The “Voluntary” Component of EPA’s Clean Power Plan Makes It Even More Unlawful
Today I filed a comment letter on the Environmental Protection Agency’s proposed rule titled “Clean Energy Incentive Program Design Details.” The comment period closes today at the stroke of midnight.
As the title suggests, EPA’s proposal is designed to flesh out the details of the Clean Energy Incentive Program (CEIP), a major program element of the agency’s so-called Clean Power Plan (CPP), on which the D.C. Circuit Court of Appeals recently held oral argument.
The gist of my comment letter is that the CEIP makes the Power Plan even more unlawful, enlarging EPA’s already formidable power grab to pick energy market winners and losers and rig the electricity marketplace against fossil fuels.
The CEIP is what’s known in regulatory parlance as an “early action credit” scheme. In a generic early action credit program, companies that reduce emissions before the start of a compliance period receive credits they can later use during the compliance period to meet part of their obligations. They can also sell the credits in emissions trading markets.
A key point to bear in mind is that all early action credit programs transfer wealth, in the form of tradable emission credits, from those who don’t take early action to those who do. Both the environmental integrity of the associated emissions reduction program and the monetary value of the credits demand that each early credit be subtracted from, rather than added to, the supply of credits available in the mandatory period. Otherwise credit inflation would devalue the credits as tradable assets and the total supply of regulatory allowances would exceed the emissions reduction target or cap.
Thus, although often touted as “voluntary” and “win-win,” early action crediting is a coercive, zero-sum game. For every company that gains a credit in the early action period, there must be another than loses a credit in the compliance period. Early actors profit at the expense of companies that don’t participate. That is not an unintended consequence but the very purpose of such programs. The intent is to “incentivize” early reductions by imposing windfall losses on those who do not “volunteer.”
The CEIP includes two novel features not included in any previous early action program or proposal of which I am aware. First, EPA will create a federal “matching pool” equivalent to 300 million tons of carbon dioxide (CO2) to provide bonus federal credits in addition to early credits awarded by States. Second, participation is restricted to investors in renewable energy and demand-side energy efficiency projects. No credits will be awarded to utilities that achieve early CO2 reductions by improving the heat-rate efficiency of coal power plants or by shifting baseload generation from coal to gas.

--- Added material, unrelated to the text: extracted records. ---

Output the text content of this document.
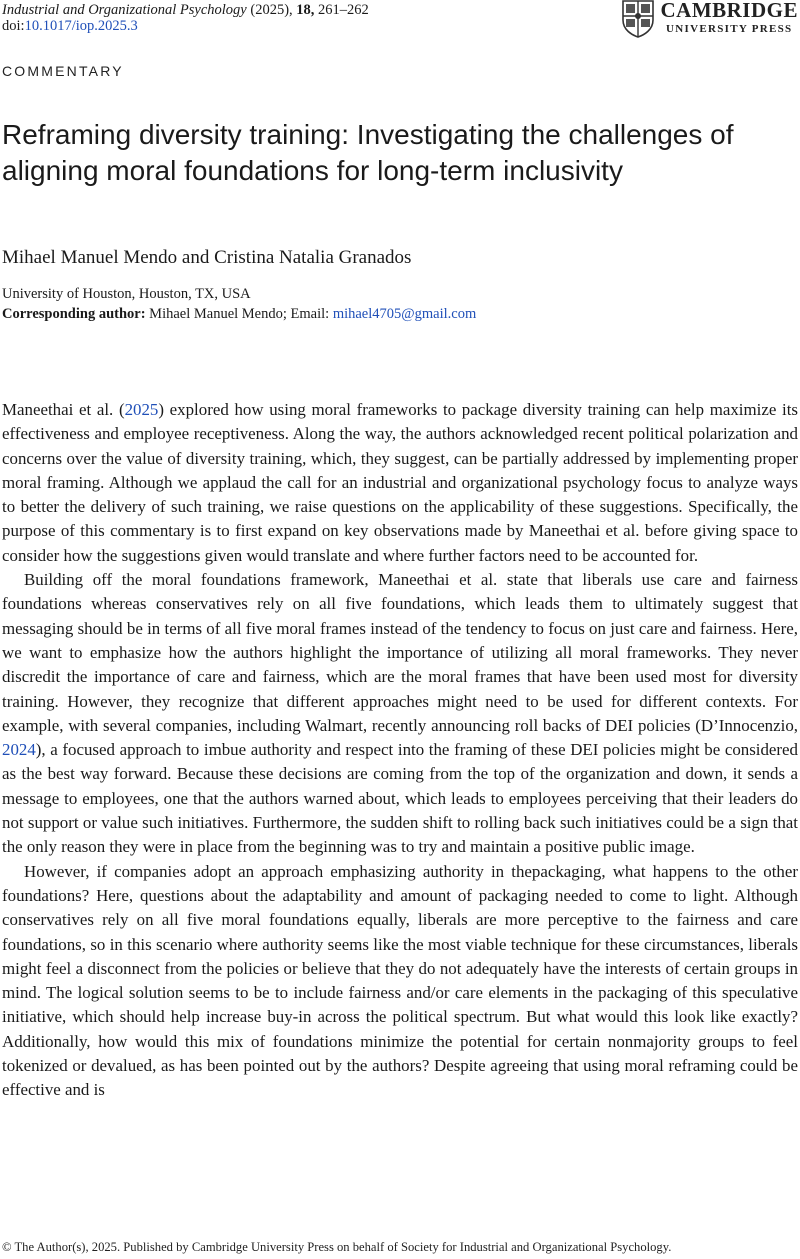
Industrial and Organizational Psychology (2025), 18, 261–262
doi:10.1017/iop.2025.3
CAMBRIDGE
UNIVERSITY PRESS
COMMENTARY
Reframing diversity training: Investigating the challenges of aligning moral foundations for long-term inclusivity
Mihael Manuel Mendo and Cristina Natalia Granados
University of Houston, Houston, TX, USA
Corresponding author: Mihael Manuel Mendo; Email: mihael4705@gmail.com

Maneethai et al. (2025) explored how using moral frameworks to package diversity training can help maximize its effectiveness and employee receptiveness. Along the way, the authors acknowledged recent political polarization and concerns over the value of diversity training, which, they suggest, can be partially addressed by implementing proper moral framing. Although we applaud the call for an industrial and organizational psychology focus to analyze ways to better the delivery of such training, we raise questions on the applicability of these suggestions. Specifically, the purpose of this commentary is to first expand on key observations made by Maneethai et al. before giving space to consider how the suggestions given would translate and where further factors need to be accounted for.

Building off the moral foundations framework, Maneethai et al. state that liberals use care and fairness foundations whereas conservatives rely on all five foundations, which leads them to ultimately suggest that messaging should be in terms of all five moral frames instead of the tendency to focus on just care and fairness. Here, we want to emphasize how the authors highlight the importance of utilizing all moral frameworks. They never discredit the importance of care and fairness, which are the moral frames that have been used most for diversity training. However, they recognize that different approaches might need to be used for different contexts. For example, with several companies, including Walmart, recently announcing roll backs of DEI policies (D’Innocenzio, 2024), a focused approach to imbue authority and respect into the framing of these DEI policies might be considered as the best way forward. Because these decisions are coming from the top of the organization and down, it sends a message to employees, one that the authors warned about, which leads to employees perceiving that their leaders do not support or value such initiatives. Furthermore, the sudden shift to rolling back such initiatives could be a sign that the only reason they were in place from the beginning was to try and maintain a positive public image.

However, if companies adopt an approach emphasizing authority in thepackaging, what happens to the other foundations? Here, questions about the adaptability and amount of packaging needed to come to light. Although conservatives rely on all five moral foundations equally, liberals are more perceptive to the fairness and care foundations, so in this scenario where authority seems like the most viable technique for these circumstances, liberals might feel a disconnect from the policies or believe that they do not adequately have the interests of certain groups in mind. The logical solution seems to be to include fairness and/or care elements in the packaging of this speculative initiative, which should help increase buy-in across the political spectrum. But what would this look like exactly? Additionally, how would this mix of foundations minimize the potential for certain nonmajority groups to feel tokenized or devalued, as has been pointed out by the authors? Despite agreeing that using moral reframing could be effective and is

© The Author(s), 2025. Published by Cambridge University Press on behalf of Society for Industrial and Organizational Psychology.
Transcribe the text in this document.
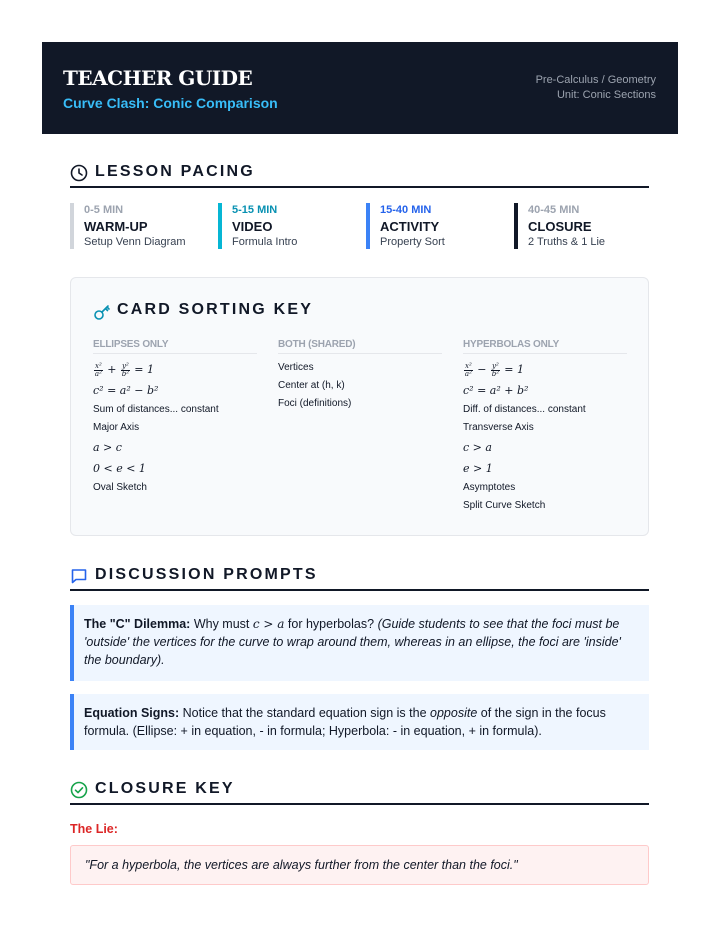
TEACHER GUIDE
Curve Clash: Conic Comparison
Pre-Calculus / Geometry
Unit: Conic Sections
LESSON PACING
0-5 MIN
WARM-UP
Setup Venn Diagram
5-15 MIN
VIDEO
Formula Intro
15-40 MIN
ACTIVITY
Property Sort
40-45 MIN
CLOSURE
2 Truths & 1 Lie
CARD SORTING KEY
ELLIPSES ONLY
$\frac{\text{x²}}{\text{a²}} + \frac{\text{y²}}{\text{b²}} = 1$
c² = a² − b²
Sum of distances... constant
Major Axis
a > c
0 < e < 1
Oval Sketch
BOTH (SHARED)
Vertices
Center at (h, k)
Foci (definitions)
HYPERBOLAS ONLY
$\frac{\text{x²}}{\text{a²}} - \frac{\text{y²}}{\text{b²}} = 1$
c² = a² + b²
Diff. of distances... constant
Transverse Axis
c > a
e > 1
Asymptotes
Split Curve Sketch
DISCUSSION PROMPTS
The "C" Dilemma: Why must c > a for hyperbolas? (Guide students to see that the foci must be 'outside' the vertices for the curve to wrap around them, whereas in an ellipse, the foci are 'inside' the boundary).
Equation Signs: Notice that the standard equation sign is the opposite of the sign in the focus formula. (Ellipse: + in equation, - in formula; Hyperbola: - in equation, + in formula).
CLOSURE KEY
The Lie:
"For a hyperbola, the vertices are always further from the center than the foci."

In short, the CEIP is the first greenhouse gas early credit program ever adopted or proposed to discriminate against classes of early reducers based on their fuel source or core technology, and the first to intensify the zero-sum dynamic of an early action program by means of a federal-state “matching pool.”
A major criticism of the Power Plan generally is that it is a strategy to expand the market share of renewables rather than to improve the “environmental performance” (lower the emissions rate) of existing coal and gas power plants. The CPP sets performance standards for existing fossil-fuel power plants that EPA acknowledges are infeasible and unaffordable even for new sources using state-of-the-art control technology.
To meet the CPP’s unachievable standards, owners of fossil-fuel power plants have the “choice” to produce less power from coal or gas facilities, shut down the plants, or invest in new renewable units, which are not even “sources” (emitting facilities) under the pertinent statutory provision, section 111(d) of the Clean Air Act. The CPP is transparently designed to undermine the economics of coal generation and advantage renewables at the expense of both coal and gas.
The CEIP will enhance EPA’s ability to suppress coal and gas generation. To repeat, only investments in renewable energy and demand-side energy efficiency will qualify for early credits, ensuring that all early credits are awarded at the expense of fossil-energy interests. Plus, the early credit “matching pool” will intensify the pain and penalty already inflicted on fossil-energy interests by their exclusion from the CEIP, because it will further reduce the supply of credits available to them in the compliance period by an amount equivalent to 300 million tons of CO2.
The logic operating here is political, not statutory. EPA is biased against fossil fuels and seeks to rig the marketplace against fossil fuels. There is no evidence, textual or otherwise, that Congress enacted Sec. 111(d) to pick energy market winners and losers or transfer wealth from fossil energy interests to alternative energy interests.